Jesse Lingard, Harry Kane and Bukayo Saka all got on the scoresheet as England comfortably saw off Andorra at Wembley to keep up their 100 per cent qualifying record
England comfortably saw off Andorra at Wembley to keep up their 100 per cent record in qualifying.
Jesse Lingard grabbed two of his side’s four as they warmed up in the best possible fashion for their clash with Poland.
The game in Warsaw on Wednesday is expected to be England’s most challenging and a host of regular players were rested by Gareth Southgate.
It allowed for some experimentation with Trent Alexander-Arnold coming into midfield and Patrick Bamford earning his first cap.
England bought the cavalry on midway through the second-half and were able to pull away from their opponents, who remained in the game at 1-0, despite the hosts’ dominance.
Harry Kane drew level with Michael Owen’s goal total as he converted from the spot and birthday boy Bukayo Saka also notched.
Here are five talking points from Wembley.
1 Patience is key
In qualifying games like this its often the way you go about gaining the three points that people take more notice of.
Andorra, ranked 156th in the world, were never going to genuinely trouble the Three Lions.
As a result it becomes a test of how dominant you can be throughout the 90 minutes, like it is against someone like San Marino.
Much like in midweek, England looked like they were going to come away with a gritty, tight win.
But as they did three days ago, they added some stardust to the result late on, eventually tiring out their opponents.
Southgate’s side have dominated possession in recent games and that has been crucial in breaking down their opponents, as was again the case.
Lower ranked nations are often content to sit in and make things difficult, so performing like England have in recent games can only be a plus.
2 A welcome sight
The unsavoury scenes from Thursday overshadowed an impressive win in Hungary.
Images of acts of defiance from likes of Declan Rice and Jack Grealish have done the rounds in recent days and bought with them a sense of national pride.
Raheem Sterling and Jude Bellingham were allegedly subject to racist chants, but on Sunday it was a very different vibe.
England, as they always do, took the knee at Wembley.
They were joined in doing so by the Andorran players as a rapturous applause reverberated around the stadium.

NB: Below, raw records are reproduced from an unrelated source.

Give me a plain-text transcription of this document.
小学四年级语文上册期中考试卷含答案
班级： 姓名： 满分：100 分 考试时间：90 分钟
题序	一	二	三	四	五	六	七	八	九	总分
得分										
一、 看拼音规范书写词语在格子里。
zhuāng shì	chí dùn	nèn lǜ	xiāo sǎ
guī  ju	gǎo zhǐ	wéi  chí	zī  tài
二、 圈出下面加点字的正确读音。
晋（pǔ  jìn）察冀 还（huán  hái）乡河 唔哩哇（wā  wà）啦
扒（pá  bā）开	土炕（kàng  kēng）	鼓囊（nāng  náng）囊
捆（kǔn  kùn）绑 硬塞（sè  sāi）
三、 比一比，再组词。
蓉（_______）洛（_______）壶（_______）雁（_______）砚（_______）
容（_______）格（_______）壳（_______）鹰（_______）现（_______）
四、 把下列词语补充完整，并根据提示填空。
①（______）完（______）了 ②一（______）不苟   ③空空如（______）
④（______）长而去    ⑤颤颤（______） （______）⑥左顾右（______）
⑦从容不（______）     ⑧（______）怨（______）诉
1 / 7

This is what we should be aspiring for.
3 Trent’s midfield run out
The debate has rambled on for sometime – Is Alexander-Arnold better utilised in midfield, especially given the options available to England at right-back.
It is from out wide that he’s so effective for Liverpool and Jurgen Klopp has given no indication that he’ll change his position.

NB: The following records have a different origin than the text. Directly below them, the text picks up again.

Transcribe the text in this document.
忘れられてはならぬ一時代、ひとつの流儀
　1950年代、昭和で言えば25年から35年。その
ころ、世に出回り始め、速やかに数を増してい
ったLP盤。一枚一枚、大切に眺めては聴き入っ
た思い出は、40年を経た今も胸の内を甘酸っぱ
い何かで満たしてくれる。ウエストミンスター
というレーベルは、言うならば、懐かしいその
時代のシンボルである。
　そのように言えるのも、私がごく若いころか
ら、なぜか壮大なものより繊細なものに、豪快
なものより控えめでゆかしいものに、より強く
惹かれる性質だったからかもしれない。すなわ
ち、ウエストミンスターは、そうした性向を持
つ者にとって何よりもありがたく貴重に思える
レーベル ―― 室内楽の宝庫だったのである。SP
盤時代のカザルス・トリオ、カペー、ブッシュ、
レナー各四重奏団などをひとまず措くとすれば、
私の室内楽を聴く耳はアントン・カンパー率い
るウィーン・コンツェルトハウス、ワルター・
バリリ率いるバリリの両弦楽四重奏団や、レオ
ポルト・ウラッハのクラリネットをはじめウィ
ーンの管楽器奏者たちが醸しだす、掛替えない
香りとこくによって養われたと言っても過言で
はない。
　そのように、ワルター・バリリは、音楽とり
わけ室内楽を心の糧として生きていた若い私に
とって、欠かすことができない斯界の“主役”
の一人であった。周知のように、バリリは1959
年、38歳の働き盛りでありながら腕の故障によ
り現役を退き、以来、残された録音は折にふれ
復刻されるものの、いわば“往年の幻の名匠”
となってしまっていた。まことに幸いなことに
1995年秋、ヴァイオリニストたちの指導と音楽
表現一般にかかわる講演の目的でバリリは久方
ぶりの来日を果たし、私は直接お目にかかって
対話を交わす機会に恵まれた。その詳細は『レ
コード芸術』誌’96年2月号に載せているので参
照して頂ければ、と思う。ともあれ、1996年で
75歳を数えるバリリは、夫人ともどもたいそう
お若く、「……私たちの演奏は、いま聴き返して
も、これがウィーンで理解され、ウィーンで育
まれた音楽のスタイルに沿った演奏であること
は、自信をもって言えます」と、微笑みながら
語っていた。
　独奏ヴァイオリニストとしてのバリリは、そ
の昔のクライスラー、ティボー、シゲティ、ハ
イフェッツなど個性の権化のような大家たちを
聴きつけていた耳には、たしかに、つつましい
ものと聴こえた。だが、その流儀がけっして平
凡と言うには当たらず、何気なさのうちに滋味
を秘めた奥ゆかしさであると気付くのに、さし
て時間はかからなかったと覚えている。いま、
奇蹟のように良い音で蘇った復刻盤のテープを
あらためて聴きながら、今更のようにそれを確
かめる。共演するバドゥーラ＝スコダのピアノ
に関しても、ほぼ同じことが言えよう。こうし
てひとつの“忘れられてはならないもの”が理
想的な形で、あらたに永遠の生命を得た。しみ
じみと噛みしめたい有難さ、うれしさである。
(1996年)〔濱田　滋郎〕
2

With England though Southgate clearly felt it was an experiment worth trying. It should be noted that Alexander-Arnold as a midfielder deserves more than a single qualifier against Andorra before any verdict is passed.

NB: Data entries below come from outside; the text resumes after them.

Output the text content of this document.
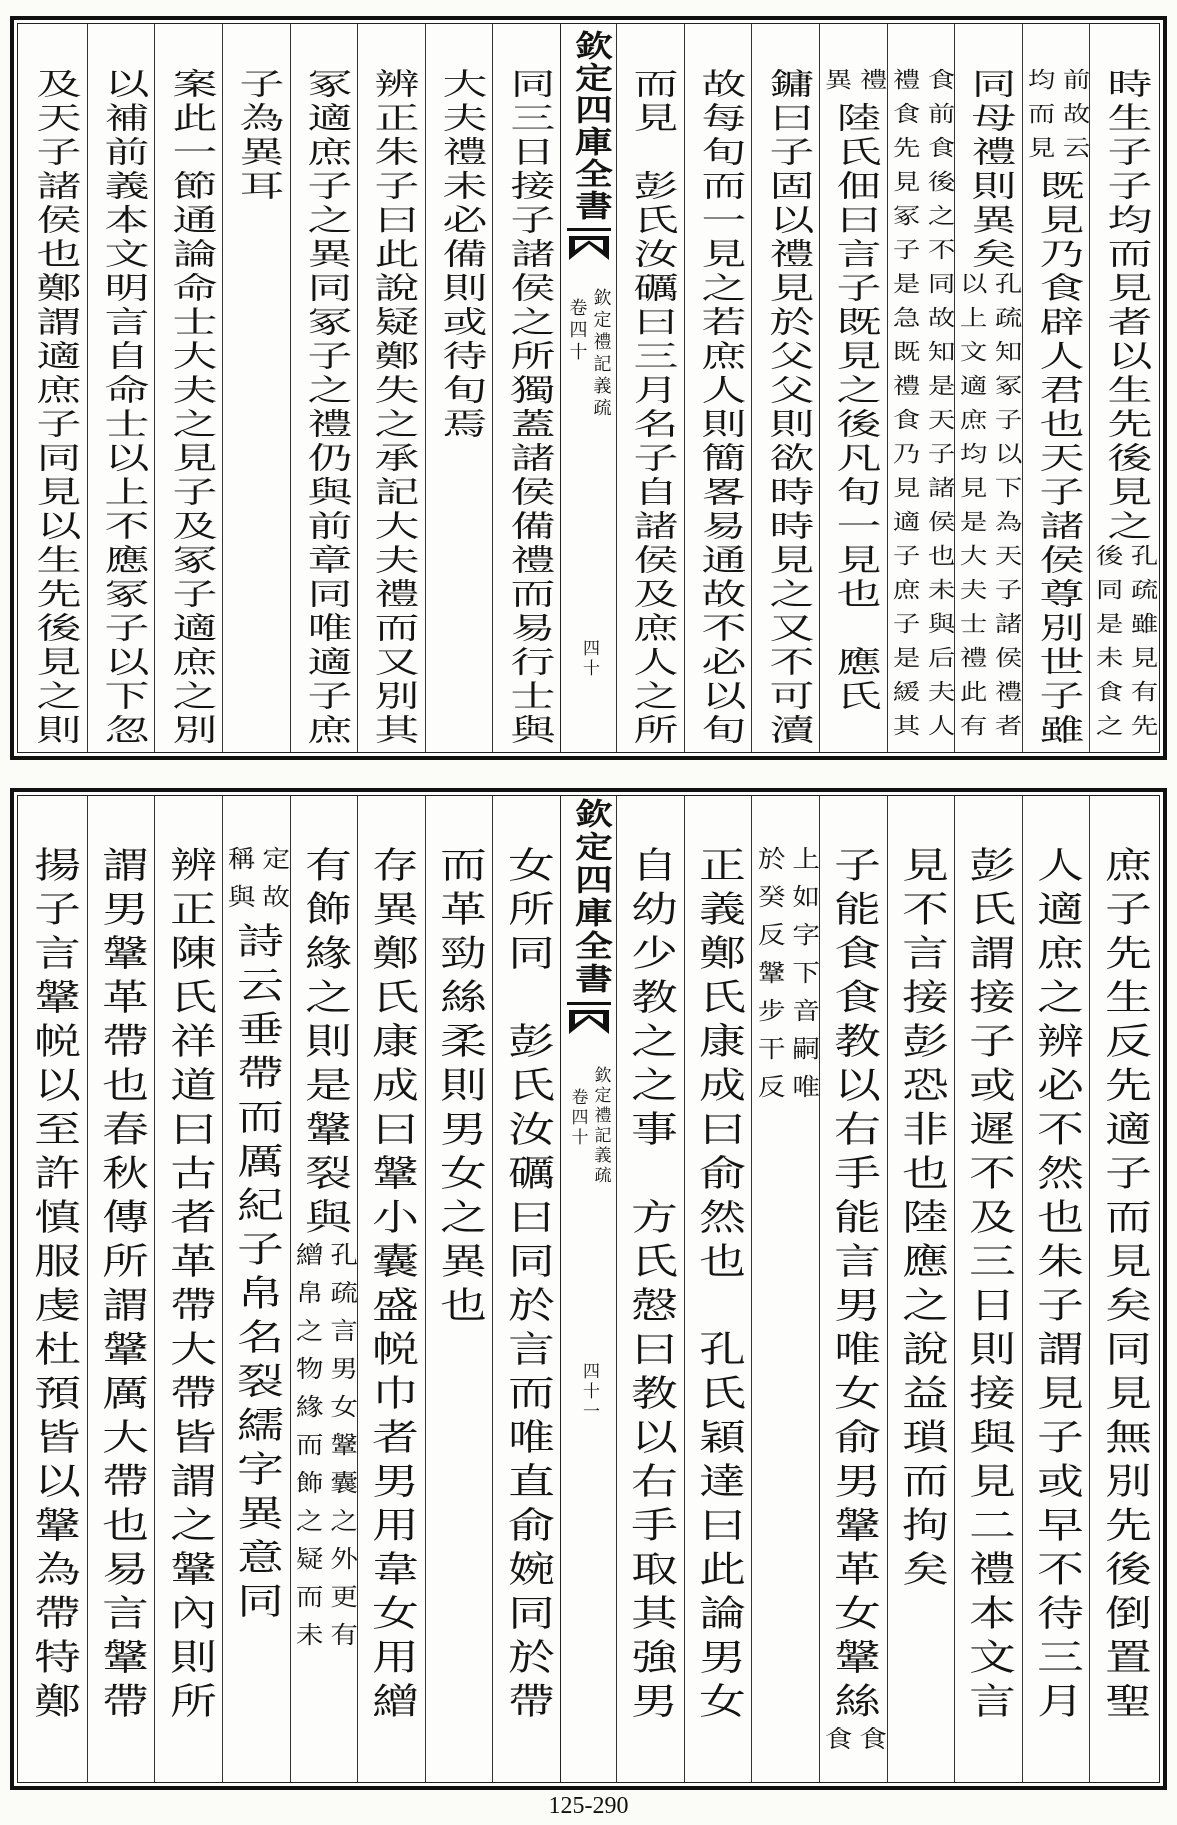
時生子子均而見者以生先後見之
孔疏雖見有先
後同是未食之
前故云
均而見
既見乃食辟人君也天子諸侯尊別世子雖
同母禮則異矣
孔疏知冢子以下為天子諸侯禮者
以上文適庶均見是大夫士禮此有
食前食後之不同故知是天子諸侯也未與后夫人
禮食先見冢子是急既禮食乃見適子庶子是緩其
禮
異
陸氏佃曰言子既見之後凡旬一見也　應氏
鏞曰子固以禮見於父父則欲時時見之又不可瀆
故每旬而一見之若庶人則簡畧易通故不必以旬
而見　彭氏汝礪曰三月名子自諸侯及庶人之所
欽定四庫全書
欽定禮記義疏
卷四十
四十
同三日接子諸侯之所獨蓋諸侯備禮而易行士與
大夫禮未必備則或待旬焉
辨正朱子曰此說疑鄭失之承記大夫禮而又別其
冢適庶子之異同冢子之禮仍與前章同唯適子庶
子為異耳
案此一節通論命士大夫之見子及冢子適庶之別
以補前義本文明言自命士以上不應冢子以下忽
及天子諸侯也鄭謂適庶子同見以生先後見之則
庶子先生反先適子而見矣同見無別先後倒置聖
人適庶之辨必不然也朱子謂見子或早不待三月
彭氏謂接子或遲不及三日則接與見二禮本文言
見不言接彭恐非也陸應之說益瑣而拘矣
子能食食教以右手能言男唯女俞男鞶革女鞶絲
食
食
上如字下音嗣唯
於癸反鞶步干反
正義鄭氏康成曰俞然也　孔氏穎達曰此論男女
自幼少教之之事　方氏慤曰教以右手取其強男
欽定四庫全書
欽定禮記義疏
卷四十
四十一
女所同　彭氏汝礪曰同於言而唯直俞婉同於帶
而革勁絲柔則男女之異也
存異鄭氏康成曰鞶小囊盛帨巾者男用韋女用繒
有飾緣之則是鞶裂與
孔疏言男女鞶囊之外更有
繒帛之物緣而飾之疑而未
定故
稱與
詩云垂帶而厲紀子帛名裂繻字異意同
辨正陳氏祥道曰古者革帶大帶皆謂之鞶內則所
謂男鞶革帶也春秋傳所謂鞶厲大帶也易言鞶帶
揚子言鞶帨以至許慎服虔杜預皆以鞶為帶特鄭
125-290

Nevertheless, his influence on proceedings wasn’t what it usually is. His best piece of play in fact came when he dropped into the right-back slot to fizz a long diagonal to Jude Bellingham.
On this evidence alone, stick to what you know, and eventually England did with Reece James swapping roles with Alexander-Arnold in the second-half.
4 Lingard’s uncertain future
The Manchester United midfielder may well rue his decision to stay at Old Trafford.
It was his lack of minutes, and as a result, form, that saw him dropped from the England squad in the past and he may again have that problem.
The shame for Lingard is that he seems more than capable of cutting it at international level with his two-goal display grabbing the headlines.
We saw the best of the midfielder last year at West Ham, but opportunities may be few and far between at United this term.
Southgate has often said he needs plays playing if they are to be selected and that could be Lingard’s undoing.
5 Bamford’s missed opportunity
Plenty doubted whether he’d cut it in the Premier League 12 months ago, now he’s playing for England.
Bamford has been able to thrive in a Leeds system that gets the best out of him.
He scored 17 times last term, more than he managed in the Championship with the Whites, and was finally rewarded by a call-up.
Admittedly he came up against relatively modest opponents and finds himself behind several names in the pecking order.
Failing to find the net will be a frustration, especially given the competition for places behind Harry Kane.